Глава восьмая. Союз Пяти

1

   Куртис отложил статью.
   Он испытывал самые противоречивые чувства.
   Впрочем, как иначе? Ведь он сам был частью описанного эксперимента.
   Доктор Джошуа Гренвилл никогда не доверял обезьянам, вооруженным кистями. Он не хотел заниматься решениями всего только шахматных задач, пусть даже самых сложных. И не хотел пускать на самотек развитие гениев. Доктор Гренвилл был убежден, что существуют достаточно простые способы эффективного выявления и развития врожденных человеческих способностей.
   Чем больше интеллектуальной шелухи мы отсеем…
   В сущности, в «Брэйн старз» изучали только историю.
   Историю знаний. Историю культуры. Историю цивилизаций.
   Просто срывать плоды с древа познания пристало лишь тем, кто любит варить компот, не уставал повторять доктор Гренвилл. Тем, кто хочет стать садоводом, следует научиться копаться в земле. На специальных уроках доктор Гренвилл только обрисовывал ситуацию. Но высыпая перед учениками пресловутую «груду фактов», он всегда предупреждал: ищите глубинный смысл!
   И правда.
   Чем плохи были робинзонады, когда «бэби-старз» группами или поодиночке высаживали на необитаемых (не только условно) островах, а то и на отдаленных (условно) планетах? Каждый строил жизнь (искал глубинный смысл) по-своему. И чаще всего находил нетривиальное спасительное решение. Не удивительно, что, закончив школу, юные бэрдоккские гении привыкли смотреть на мир прежде всего, как на объект приложения своих весьма немалых сил. Иметь дело с задачами посложней стало для «бэби-старз» второй натурой.
   А была первая?…
   Куртис усмехнулся.
   Конечно, была. Именно поэтому, перешагнув школьный порог, «бэби-старз» со всею страстью бросились перестраивать внешний мир. Но и тогда… Не чувствовали ли они себя объектами продолжающегося эксперимента?…

2

   Он отстучал на компьютере несколько слов.
   Доктор Гренвилл прав: для начала проблему следует структурировать.
   Патриция Хольт
   Станислав Вентури
   Джек Боуден
   Тэрри Нэш
   Вот союз, утвердившийся в самом начале и не распавшийся даже десять лет спустя.
   Широкобедрая и ее мальчики. Они ходили за нею с первого дня. Маленьким веселым стадом, не спускающим глаз с рыжеволосой красавицы. «Тэрри!» – восхищенно воскликнула маленькая Пат, впервые увидев Нэша. «Кто это?» – удивился ее отец.

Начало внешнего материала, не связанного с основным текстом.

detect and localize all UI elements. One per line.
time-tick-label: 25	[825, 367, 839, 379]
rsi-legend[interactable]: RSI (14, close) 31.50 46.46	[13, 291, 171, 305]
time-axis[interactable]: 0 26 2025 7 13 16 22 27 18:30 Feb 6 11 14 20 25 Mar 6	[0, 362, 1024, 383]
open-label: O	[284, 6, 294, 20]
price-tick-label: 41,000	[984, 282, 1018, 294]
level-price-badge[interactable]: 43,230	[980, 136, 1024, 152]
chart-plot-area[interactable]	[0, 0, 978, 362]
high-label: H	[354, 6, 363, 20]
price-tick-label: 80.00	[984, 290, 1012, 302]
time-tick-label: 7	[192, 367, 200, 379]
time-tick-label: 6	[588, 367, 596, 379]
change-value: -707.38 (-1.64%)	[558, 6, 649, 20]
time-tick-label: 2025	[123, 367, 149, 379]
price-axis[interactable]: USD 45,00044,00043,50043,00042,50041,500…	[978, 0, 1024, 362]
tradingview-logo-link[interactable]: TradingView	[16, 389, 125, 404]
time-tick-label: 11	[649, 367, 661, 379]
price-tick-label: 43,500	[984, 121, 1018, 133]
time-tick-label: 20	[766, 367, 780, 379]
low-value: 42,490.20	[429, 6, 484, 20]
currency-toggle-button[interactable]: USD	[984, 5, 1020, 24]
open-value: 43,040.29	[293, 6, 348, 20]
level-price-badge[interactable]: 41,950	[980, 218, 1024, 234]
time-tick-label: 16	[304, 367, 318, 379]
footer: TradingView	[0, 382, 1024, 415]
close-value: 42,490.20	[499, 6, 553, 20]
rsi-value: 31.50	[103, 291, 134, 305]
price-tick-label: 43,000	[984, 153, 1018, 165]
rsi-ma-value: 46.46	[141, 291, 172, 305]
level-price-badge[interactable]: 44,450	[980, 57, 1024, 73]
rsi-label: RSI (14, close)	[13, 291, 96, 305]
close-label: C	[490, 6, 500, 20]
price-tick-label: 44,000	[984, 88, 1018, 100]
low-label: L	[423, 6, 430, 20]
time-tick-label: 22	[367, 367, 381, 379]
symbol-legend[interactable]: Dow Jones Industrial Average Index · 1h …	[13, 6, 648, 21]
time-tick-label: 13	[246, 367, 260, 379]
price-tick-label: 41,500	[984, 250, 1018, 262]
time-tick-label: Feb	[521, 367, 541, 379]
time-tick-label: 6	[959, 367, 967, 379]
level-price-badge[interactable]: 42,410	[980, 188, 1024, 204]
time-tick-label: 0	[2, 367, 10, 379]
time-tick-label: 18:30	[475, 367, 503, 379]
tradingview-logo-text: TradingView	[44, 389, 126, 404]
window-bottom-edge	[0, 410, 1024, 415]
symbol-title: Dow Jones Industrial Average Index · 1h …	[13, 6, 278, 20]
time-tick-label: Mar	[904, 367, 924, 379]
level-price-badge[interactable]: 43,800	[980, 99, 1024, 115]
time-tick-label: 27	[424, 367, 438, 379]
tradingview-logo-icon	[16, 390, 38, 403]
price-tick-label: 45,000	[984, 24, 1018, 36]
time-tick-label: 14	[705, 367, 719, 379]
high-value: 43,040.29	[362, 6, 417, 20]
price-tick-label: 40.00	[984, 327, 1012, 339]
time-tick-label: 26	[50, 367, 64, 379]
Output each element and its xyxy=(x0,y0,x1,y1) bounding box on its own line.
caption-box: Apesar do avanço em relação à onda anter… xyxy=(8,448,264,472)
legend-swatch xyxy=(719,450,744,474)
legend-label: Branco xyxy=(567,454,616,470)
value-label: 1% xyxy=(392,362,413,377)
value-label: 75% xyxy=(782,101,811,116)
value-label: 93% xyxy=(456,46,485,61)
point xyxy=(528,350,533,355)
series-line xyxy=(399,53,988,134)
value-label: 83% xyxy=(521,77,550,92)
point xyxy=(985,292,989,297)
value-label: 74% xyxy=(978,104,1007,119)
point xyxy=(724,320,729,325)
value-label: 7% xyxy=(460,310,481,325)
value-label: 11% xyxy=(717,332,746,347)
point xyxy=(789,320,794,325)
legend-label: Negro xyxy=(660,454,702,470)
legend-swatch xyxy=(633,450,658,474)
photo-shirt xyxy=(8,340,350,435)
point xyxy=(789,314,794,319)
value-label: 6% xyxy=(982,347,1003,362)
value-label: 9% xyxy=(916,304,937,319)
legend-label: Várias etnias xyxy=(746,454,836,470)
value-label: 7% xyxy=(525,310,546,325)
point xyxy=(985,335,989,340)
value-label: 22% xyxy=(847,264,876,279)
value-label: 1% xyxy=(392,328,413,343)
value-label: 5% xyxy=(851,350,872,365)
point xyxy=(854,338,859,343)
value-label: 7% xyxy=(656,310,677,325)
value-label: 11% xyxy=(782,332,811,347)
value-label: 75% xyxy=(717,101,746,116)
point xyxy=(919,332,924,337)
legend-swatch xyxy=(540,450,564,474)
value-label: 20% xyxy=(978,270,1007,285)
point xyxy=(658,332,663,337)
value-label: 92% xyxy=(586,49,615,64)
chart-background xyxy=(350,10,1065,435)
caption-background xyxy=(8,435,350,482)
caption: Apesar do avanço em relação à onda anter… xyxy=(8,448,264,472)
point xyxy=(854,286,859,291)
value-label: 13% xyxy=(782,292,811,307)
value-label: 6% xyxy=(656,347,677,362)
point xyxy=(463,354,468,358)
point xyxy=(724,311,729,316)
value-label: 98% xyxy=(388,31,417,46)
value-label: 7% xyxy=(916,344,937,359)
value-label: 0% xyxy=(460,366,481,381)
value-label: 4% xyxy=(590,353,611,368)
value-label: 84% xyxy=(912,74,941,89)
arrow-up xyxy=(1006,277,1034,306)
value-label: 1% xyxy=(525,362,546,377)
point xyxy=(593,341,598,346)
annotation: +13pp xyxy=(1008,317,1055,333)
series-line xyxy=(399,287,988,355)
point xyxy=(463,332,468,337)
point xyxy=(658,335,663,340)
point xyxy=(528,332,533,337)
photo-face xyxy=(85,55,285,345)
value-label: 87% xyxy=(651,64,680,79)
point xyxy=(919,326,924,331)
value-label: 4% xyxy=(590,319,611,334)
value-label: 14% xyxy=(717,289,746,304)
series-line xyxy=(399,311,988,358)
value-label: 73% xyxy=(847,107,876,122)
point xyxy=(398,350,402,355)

И она в свои неполные пять лет снисходительно повела плечиком: «Так… Дурачок один…»
   Дурачками мальчики Пат не были.
   Признанные мастера дизайна и промышленной архитектуры, они сразу после выпуска отправились в Старый Свет оформлять там на выставке государственный павильон и в Бэрдокк уже не вернулись. Их парижская мастерская процветала. Куртис никогда не слышал, чтобы у Джека, Терри и Стана были подружки, зато не раз видел друзей Пат, не имевших никакого отношения к ее мальчикам.
   Правда, это не мешало мальчикам ходить за Пат нежным веселым стадом.
   Облако обожания. Вечный праздник. «Но с этим ты сама в противоречье, и далеко не так уж и проста твоя растущая от встречи к встрече нечеловеческая красота». Романы Патриции Хольт не раз становились предметом оживленного обсуждения в печати, но мальчики оставались в тени. Может, они и потеряли со временем часть прежнего буйства, но Широкобедрая – их ангел-хранитель, муза и кормчий – уверенно определяла путь.
 
Перед тобой вал мраморный кипит,
нагая, ты идешь, и целый мир в смятенье,
широкобедрая, тебе принадлежит…
 
   Наверное, Камил прав.
   Пат и ее мальчикам пора вернуться.

3

   Джек Фостер
   Дик Рэнд
   Оба имени Куртис увязал краткой пометкой – Африка.
   Никто не мог указать более точного местонахождения неразлучных друзей.
   Джек Фостер и Дик Рэнд занимались социологией. Стиль их работы кое-кого смущал. Они внедрялись в гангстерские банды, провоцировали забастовки, устраивали несанкционированные митинги в бедных кварталах, выходили на ринг в подозрительных ночных заведениях.
   Взгляд изнутри.
   Они это называли так.
   От чрезмерного недовольства властей Фостера и Рэнда не раз спасал Джинтано-старший. Но – взгляд изнутри! Только этим девизом друзья и руководствовались.
   Занявшись исследованиями в одной из лабораторий Всемирного Социологического Центра, Фостер и Рэнд сблизились с неким африканским студентом, который, не окончив университетского курса, был срочно отозван в свою страну, где в скором времени возглавил правительство. Для Фостера и Рэнда короткое знакомство обернулось деловым приглашением попробовать свои силы в кипящих по-настоящему страстях и событиях.
   Они откликнулись.
   Их политическая карьера обещала быть нестандартной.
   К сожалению, внезапный военный переворот привел к гибели африканского попечителя молодых социологов и весьма изменил политический курс страны. Никто больше никогда не слышал о Джеке Фостере и Дике Рэнде. Только однажды английский журналист Бертон, вернувшийся из джунглей Центральной Африки, рассказал Куртису о двух чудаковатых бородачах, подсевших за его столик в каком-то заброшенном тропическом аэропорту. Бородачи говорили на нескольких языках, один сильно косил. Оба были при оружии и чувствовали себя уверенно. Но что с ними сталось дальше, Бертон не мог сказать. Они даже записку не успели с ним передать. Неожиданная стрельба спугнула странных бородачей и они исчезли, бросив на прощание два непонятных слова.
   Взгляд изнутри!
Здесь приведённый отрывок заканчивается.